The Difference a Day Makes

  They just had to keep the secret another 24 hours, then it wouldn’t matter. Maybe it didn’t matter now, maybe they were already dead. Maybe Marilyn didn’t have a world to save. She definitely didn’t have much else to do. She would try to keep it secret.

Zero hours, zero minutes.
Marilyn was in the yard supervising Steve’s attempt to barbeque and trying to be stealthy about it. Jan’s kids were chasing her dog while she was on the phone with her lawyer. Jan did everything she could to keep the kids out of that part of the divorce, but Malcolm was making it so difficult. Marilyn and Steve felt a bit weird hearing such intimate details of Jan’s trauma through it all, but they were helping a friend. They liked to think that as they talked about divorce, it was making their relationship stronger. A plane flew overhead.

Ten hours, forty-three minutes.
The general had gone mad. He was ranting about his soldiers from when they were in training, the ones Marilyn noticed outside the bunker with their entrails acting as a fence. They wanted to be safe. Steve saw the fence from afar and figured someone had to put it up. They should have turned back when they saw what it was made from but they were so desperate for some sort of haven. Even now, a pistol in her face, Marilyn still prayed for some way for them to stay. When had everything gone so wrong?

Zero hours, fifty-eight minutes.
She could almost see them. Joe lying on the front porch bench, his chest blown out by something. The dog’s head bashed in. Little Jakey killed in mid jump while practicing to be the next Kobe. Steve grabbed Marilyn by the arm and made to leave, but Jan was still alive, she said. Jan hadn’t wiped her children’s blood from her face yet. It’d been almost an hour since it happened and she hadn’t moved. Jan was still alive, she said. Steve couldn’t be so sure.

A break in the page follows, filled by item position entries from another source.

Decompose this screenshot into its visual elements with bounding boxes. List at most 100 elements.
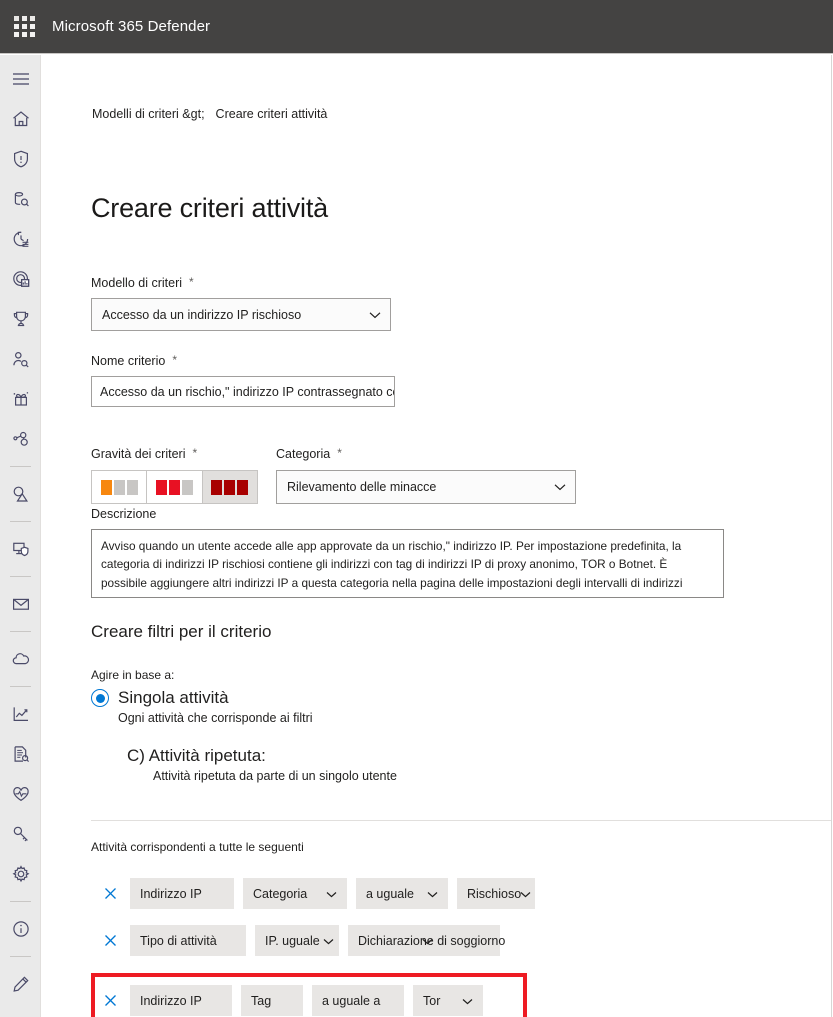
main-content: Modelli di criteri &gt; Creare criteri a… <box>42 55 832 1017</box>
home-icon[interactable] <box>0 99 40 139</box>
required-asterisk: * <box>189 275 194 289</box>
hamburger-menu-icon[interactable] <box>0 59 40 99</box>
policy-template-value: Accesso da un indirizzo IP rischioso <box>102 307 302 322</box>
single-activity-radio-row[interactable]: Singola attività <box>91 688 313 708</box>
description-label: Descrizione <box>91 507 157 521</box>
severity-high-button[interactable] <box>202 471 257 503</box>
user-reports-icon[interactable] <box>0 339 40 379</box>
cloud-apps-icon[interactable] <box>0 474 40 514</box>
audit-log-icon[interactable] <box>0 734 40 774</box>
filter-attribute[interactable]: IP. uguale <box>255 925 339 956</box>
severity-low-button[interactable] <box>92 471 148 503</box>
severity-field: Gravità dei criteri * <box>91 447 258 504</box>
description-textarea[interactable]: Avviso quando un utente accede alle app … <box>91 529 724 598</box>
filter-operator-value: a uguale <box>366 886 414 901</box>
filter-row: Tipo di attività IP. uguale Dichiarazion… <box>99 925 505 956</box>
filter-subject[interactable]: Indirizzo IP <box>130 985 232 1016</box>
filter-attribute[interactable]: Categoria <box>243 878 347 909</box>
chevron-down-icon <box>427 887 438 901</box>
filter-operator[interactable]: Dichiarazione di soggiorno <box>348 925 505 956</box>
partner-nodes-icon[interactable] <box>0 419 40 459</box>
filter-value-value: Tor <box>423 993 441 1008</box>
filter-attribute[interactable]: Tag <box>241 985 303 1016</box>
category-label: Categoria <box>276 447 331 461</box>
policy-template-field: Modello di criteri * Accesso da un indir… <box>91 276 391 331</box>
breadcrumb-current[interactable]: Creare criteri attività <box>216 107 328 121</box>
shield-alert-icon[interactable] <box>0 139 40 179</box>
reports-chart-icon[interactable] <box>0 694 40 734</box>
filter-subject-value: Indirizzo IP <box>140 886 202 901</box>
filter-value[interactable]: Rischioso <box>457 878 535 909</box>
single-activity-option[interactable]: Singola attività Ogni attività che corri… <box>91 688 313 725</box>
filter-value[interactable]: Tor <box>413 985 483 1016</box>
chevron-down-icon <box>422 934 433 948</box>
filter-operator[interactable]: a uguale <box>356 878 448 909</box>
hunting-search-icon[interactable] <box>0 179 40 219</box>
filter-attribute-value: Tag <box>251 993 272 1008</box>
close-x-icon[interactable] <box>99 990 121 1012</box>
filter-attribute-value: IP. uguale <box>265 933 320 948</box>
filter-row: Indirizzo IP Categoria a uguale Rischios… <box>99 878 535 909</box>
action-center-history-icon[interactable] <box>0 219 40 259</box>
category-value: Rilevamento delle minacce <box>287 480 437 494</box>
policy-name-label: Nome criterio <box>91 354 166 368</box>
description-label-row: Descrizione <box>91 507 724 521</box>
health-pulse-icon[interactable] <box>0 774 40 814</box>
filter-operator-value: a uguale a <box>322 993 381 1008</box>
close-x-icon[interactable] <box>99 930 121 952</box>
single-activity-label: Singola attività <box>118 688 229 707</box>
filter-subject[interactable]: Tipo di attività <box>130 925 246 956</box>
category-field: Categoria * Rilevamento delle minacce <box>276 447 576 504</box>
single-activity-description: Ogni attività che corrisponde ai filtri <box>118 711 313 725</box>
highlighted-filter-row-container: Indirizzo IP Tag a uguale a Tor <box>91 973 527 1017</box>
policy-name-input[interactable]: Accesso da un rischio," indirizzo IP con… <box>91 376 395 407</box>
repeated-activity-option[interactable]: C) Attività ripetuta: Attività ripetuta … <box>127 746 397 783</box>
cloud-icon[interactable] <box>0 639 40 679</box>
rail-divider <box>9 956 31 957</box>
rail-divider <box>9 521 31 522</box>
waffle-grid <box>13 16 35 37</box>
filters-section-heading: Creare filtri per il criterio <box>91 622 272 641</box>
filter-operator[interactable]: a uguale a <box>312 985 404 1016</box>
rail-divider <box>9 631 31 632</box>
repeated-activity-description: Attività ripetuta da parte di un singolo… <box>153 769 397 783</box>
chevron-down-icon <box>520 887 531 901</box>
trophy-icon[interactable] <box>0 299 40 339</box>
category-dropdown[interactable]: Rilevamento delle minacce <box>276 470 576 504</box>
breadcrumb: Modelli di criteri &gt; Creare criteri a… <box>92 107 327 121</box>
required-asterisk: * <box>337 446 342 460</box>
description-field: Descrizione Avviso quando un utente acce… <box>91 507 724 598</box>
filter-subject-value: Indirizzo IP <box>140 993 202 1008</box>
policy-name-value: Accesso da un rischio," indirizzo IP con… <box>100 384 395 399</box>
required-asterisk: * <box>172 353 177 367</box>
filter-subject[interactable]: Indirizzo IP <box>130 878 234 909</box>
policy-name-label-row: Nome criterio * <box>91 354 395 368</box>
close-x-icon[interactable] <box>99 883 121 905</box>
repeated-activity-label: C) Attività ripetuta: <box>127 746 266 765</box>
mail-icon[interactable] <box>0 584 40 624</box>
rail-divider <box>9 576 31 577</box>
policy-template-dropdown[interactable]: Accesso da un indirizzo IP rischioso <box>91 298 391 331</box>
permissions-key-icon[interactable] <box>0 814 40 854</box>
policy-name-field: Nome criterio * Accesso da un rischio," … <box>91 354 395 407</box>
app-launcher-icon[interactable] <box>0 0 48 54</box>
severity-medium-button[interactable] <box>147 471 203 503</box>
breadcrumb-parent[interactable]: Modelli di criteri &gt; <box>92 107 205 121</box>
rail-divider <box>9 901 31 902</box>
filter-row: Indirizzo IP Tag a uguale a Tor <box>99 985 483 1016</box>
settings-gear-icon[interactable] <box>0 854 40 894</box>
endpoints-shield-icon[interactable] <box>0 529 40 569</box>
match-all-label: Attività corrispondenti a tutte le segue… <box>91 840 304 854</box>
threat-analytics-icon[interactable] <box>0 259 40 299</box>
left-navigation-rail <box>0 55 41 1017</box>
edit-pencil-icon[interactable] <box>0 964 40 1004</box>
learning-hub-icon[interactable] <box>0 379 40 419</box>
chevron-down-icon <box>554 480 566 494</box>
chevron-down-icon <box>326 887 337 901</box>
policy-template-label: Modello di criteri <box>91 276 183 290</box>
policy-template-label-row: Modello di criteri * <box>91 276 391 290</box>
info-icon[interactable] <box>0 909 40 949</box>
section-divider <box>91 820 831 821</box>
radio-selected-icon[interactable] <box>91 689 109 707</box>
app-header: Microsoft 365 Defender <box>0 0 833 54</box>
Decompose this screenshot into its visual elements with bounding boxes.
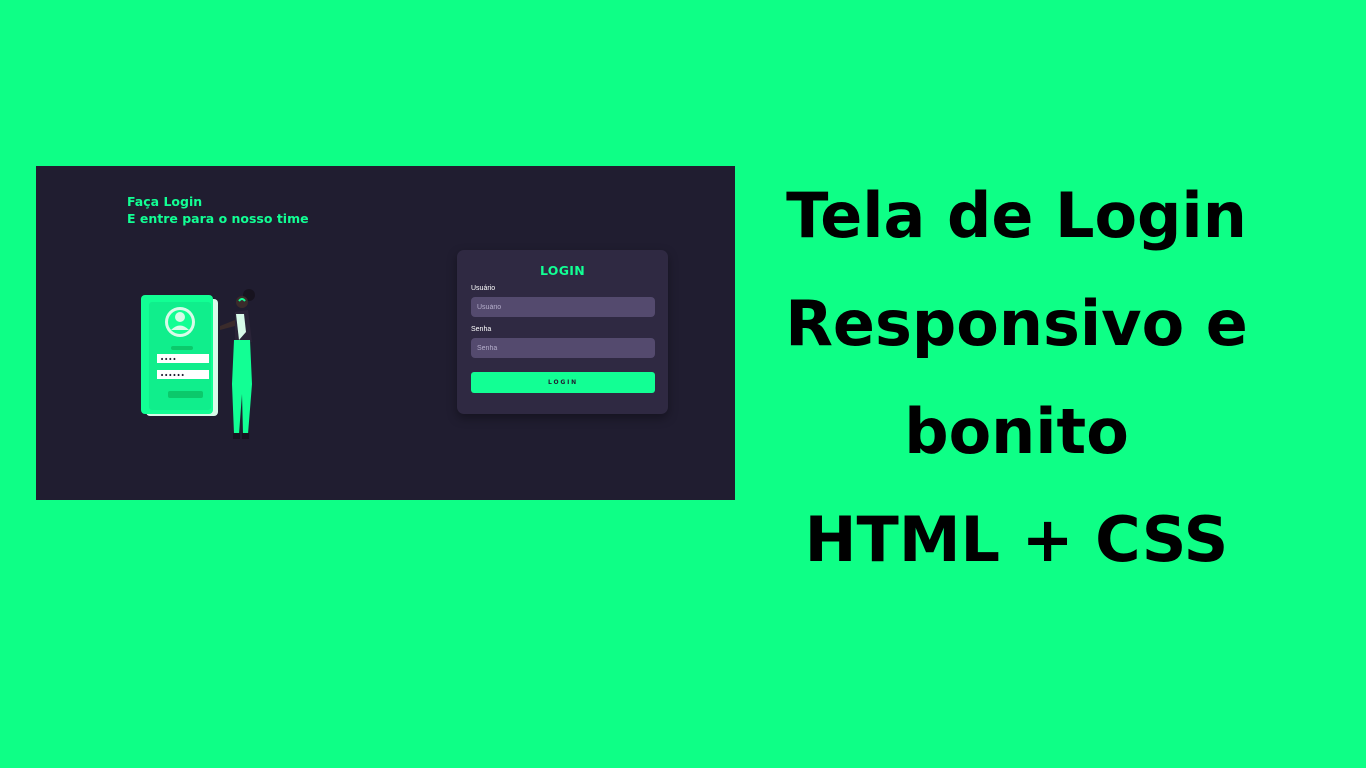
title-line-4: HTML + CSS (804, 503, 1229, 576)
username-input[interactable] (471, 297, 655, 317)
login-card: LOGIN Usuário Senha LOGIN (457, 250, 668, 414)
password-input[interactable] (471, 338, 655, 358)
title-line-1: Tela de Login (786, 179, 1247, 252)
thumbnail-title: Tela de Login Responsivo e bonito HTML +… (735, 162, 1298, 594)
phone-field-1-dots: •••• (160, 356, 177, 364)
phone-submit-bar (168, 391, 203, 398)
login-illustration: •••• •••••• (141, 289, 255, 439)
headline-line-1: Faça Login (127, 194, 203, 209)
title-line-2: Responsivo e (785, 287, 1248, 360)
headline-line-2: E entre para o nosso time (127, 211, 309, 226)
woman-figure (220, 289, 255, 439)
username-label: Usuário (471, 285, 496, 292)
name-bar (171, 346, 193, 350)
login-title: LOGIN (539, 263, 586, 278)
login-page-screenshot: Faça Login E entre para o nosso time •••… (36, 166, 735, 500)
title-line-3: bonito (904, 395, 1129, 468)
phone-field-2-dots: •••••• (160, 372, 185, 380)
password-label: Senha (471, 326, 492, 333)
login-button[interactable]: LOGIN (471, 372, 655, 393)
avatar-head (175, 312, 185, 322)
headline: Faça Login E entre para o nosso time (127, 193, 309, 227)
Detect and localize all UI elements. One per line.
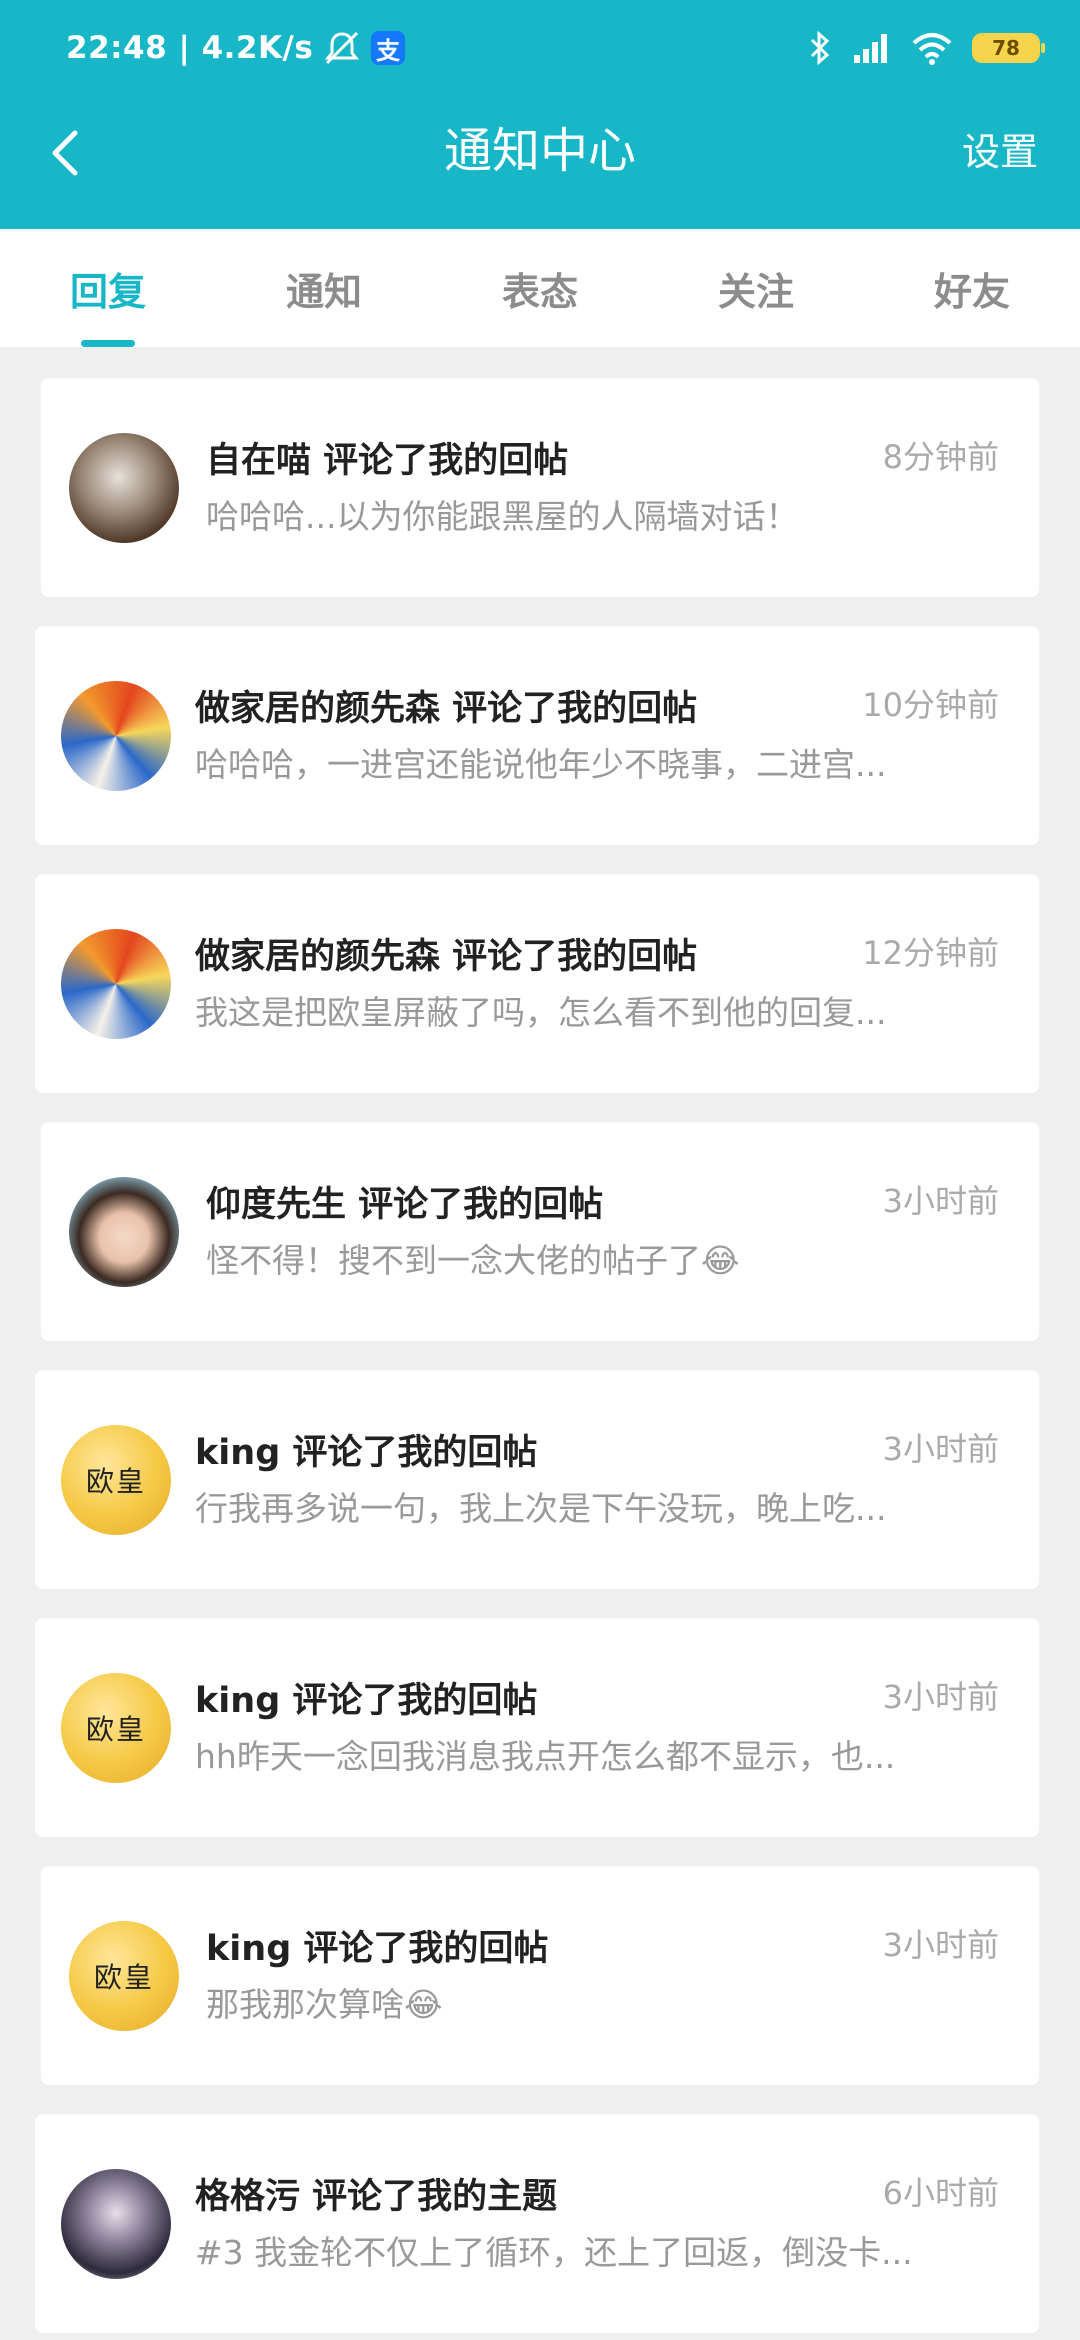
status-time-speed: 22:48 | 4.2K/s [66,30,314,66]
notification-time: 6小时前 [882,2174,999,2212]
nav-bar: 通知中心 设置 [0,96,1080,229]
notification-title: 格格污 评论了我的主题 [195,2177,558,2217]
tab-reactions[interactable]: 表态 [432,229,648,347]
avatar[interactable] [69,1177,179,1287]
tab-label: 通知 [285,269,362,314]
notification-time: 3小时前 [882,1678,999,1716]
tab-notifications[interactable]: 通知 [216,229,432,347]
notification-title: 自在喵 评论了我的回帖 [206,441,569,481]
tab-label: 回复 [69,269,146,314]
notification-time: 10分钟前 [862,686,999,724]
avatar[interactable] [69,433,179,543]
battery-icon: 78 [972,33,1045,63]
mute-icon [325,31,360,65]
avatar[interactable] [61,681,171,791]
notification-time: 3小时前 [882,1926,999,1964]
notification-card[interactable]: 欧皇 king 评论了我的回帖 3小时前 hh昨天一念回我消息我点开怎么都不显示… [35,1618,1039,1837]
notification-title: king 评论了我的回帖 [195,1433,538,1473]
notification-card[interactable]: 自在喵 评论了我的回帖 8分钟前 哈哈哈...以为你能跟黑屋的人隔墙对话！ [41,378,1039,597]
alipay-icon: 支 [371,31,406,65]
notification-card[interactable]: 欧皇 king 评论了我的回帖 3小时前 那我那次算啥😂 [41,1866,1039,2085]
avatar[interactable] [61,929,171,1039]
tab-label: 表态 [501,269,578,314]
page-title: 通知中心 [443,123,636,179]
tab-bar: 回复 通知 表态 关注 好友 [0,229,1080,347]
notification-title: king 评论了我的回帖 [195,1681,538,1721]
wifi-icon [912,33,952,65]
notification-card[interactable]: 仰度先生 评论了我的回帖 3小时前 怪不得！搜不到一念大佬的帖子了😂 [41,1122,1039,1341]
notification-preview: 我这是把欧皇屏蔽了吗，怎么看不到他的回复... [195,993,887,1032]
notification-preview: 行我再多说一句，我上次是下午没玩，晚上吃... [195,1489,887,1528]
notification-preview: hh昨天一念回我消息我点开怎么都不显示，也... [195,1737,896,1776]
avatar[interactable] [61,2169,171,2279]
bluetooth-icon [810,30,830,66]
notification-preview: 哈哈哈，一进宫还能说他年少不晓事，二进宫... [195,745,887,784]
app-header: 22:48 | 4.2K/s 支 78 通知中心 设置 [0,0,1080,229]
settings-button[interactable]: 设置 [962,122,1038,182]
notification-card[interactable]: 格格污 评论了我的主题 6小时前 #3 我金轮不仅上了循环，还上了回返，倒没卡.… [35,2114,1039,2333]
notification-time: 3小时前 [882,1182,999,1220]
signal-icon [854,34,887,63]
tab-friends[interactable]: 好友 [864,229,1080,347]
tab-label: 关注 [717,269,794,314]
notification-title: 仰度先生 评论了我的回帖 [206,1185,604,1225]
tab-active-indicator [81,340,135,347]
status-bar: 22:48 | 4.2K/s 支 78 [0,0,1080,96]
notification-time: 12分钟前 [862,934,999,972]
notification-preview: 哈哈哈...以为你能跟黑屋的人隔墙对话！ [206,497,799,536]
status-left: 22:48 | 4.2K/s 支 [66,26,406,70]
tab-follows[interactable]: 关注 [648,229,864,347]
status-right: 78 [808,26,1045,70]
notification-card[interactable]: 做家居的颜先森 评论了我的回帖 10分钟前 哈哈哈，一进宫还能说他年少不晓事，二… [35,626,1039,845]
tab-replies[interactable]: 回复 [0,229,216,347]
notification-card[interactable]: 欧皇 king 评论了我的回帖 3小时前 行我再多说一句，我上次是下午没玩，晚上… [35,1370,1039,1589]
notification-time: 8分钟前 [882,438,999,476]
notification-time: 3小时前 [882,1430,999,1468]
notification-preview: 那我那次算啥😂 [206,1985,443,2024]
notification-preview: 怪不得！搜不到一念大佬的帖子了😂 [206,1241,740,1280]
notification-title: king 评论了我的回帖 [206,1929,549,1969]
tab-label: 好友 [933,269,1010,314]
notification-title: 做家居的颜先森 评论了我的回帖 [195,689,698,729]
avatar[interactable]: 欧皇 [61,1425,171,1535]
avatar[interactable]: 欧皇 [69,1921,179,2031]
notification-card[interactable]: 做家居的颜先森 评论了我的回帖 12分钟前 我这是把欧皇屏蔽了吗，怎么看不到他的… [35,874,1039,1093]
notification-title: 做家居的颜先森 评论了我的回帖 [195,937,698,977]
notification-preview: #3 我金轮不仅上了循环，还上了回返，倒没卡... [195,2233,913,2272]
avatar[interactable]: 欧皇 [61,1673,171,1783]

Twenty hours, sixteen minutes.
If they weren’t dead, Steve certainly was. She’d seen him fall. It wasn’t a lethal blow or anything dramatic, somebody just nudged him. One tiny moment was all he took to make the jump to the window-cleaner’s lift, and everything was fine. One little nudge and he fell the other 56 stories. People noticed then, when someone else screamed. Marilyn had run out of screams so long ago. They noticed halfway through the fall and didn’t know he was pushed. She saw him fall from the start of the nudge to the end of the spatter. He fell forever. He died in the blink of an eye.

Nineteen hours, thirty-six minutes.
They knew now. They were the where of it, the when, but now they knew the who, what, and why. None of it would matter until someone told the world, Steve told her. None of it would matter unless she escaped, and the only way that could happen was if he kept the rest busy. Marilyn had almost given themselves up for dead by that point, but the hope of payback was enough for her to listen. She knew they’d die anyway, she always knew that, but she used to say that thinking forty years ahead. They were supposed to be shitting themselves to amuse each other by the time death was so close. It wasn’t supposed to be like this. When she exited the building, she lost herself in the crowd of people carrying on like it hadn’t happened. It wasn’t supposed to be like this.

Twenty-four hours.
She and the child held each other. They didn’t know what to do or where to go. They couldn’t stand each other’s company for one more second, but they would for 24 hours.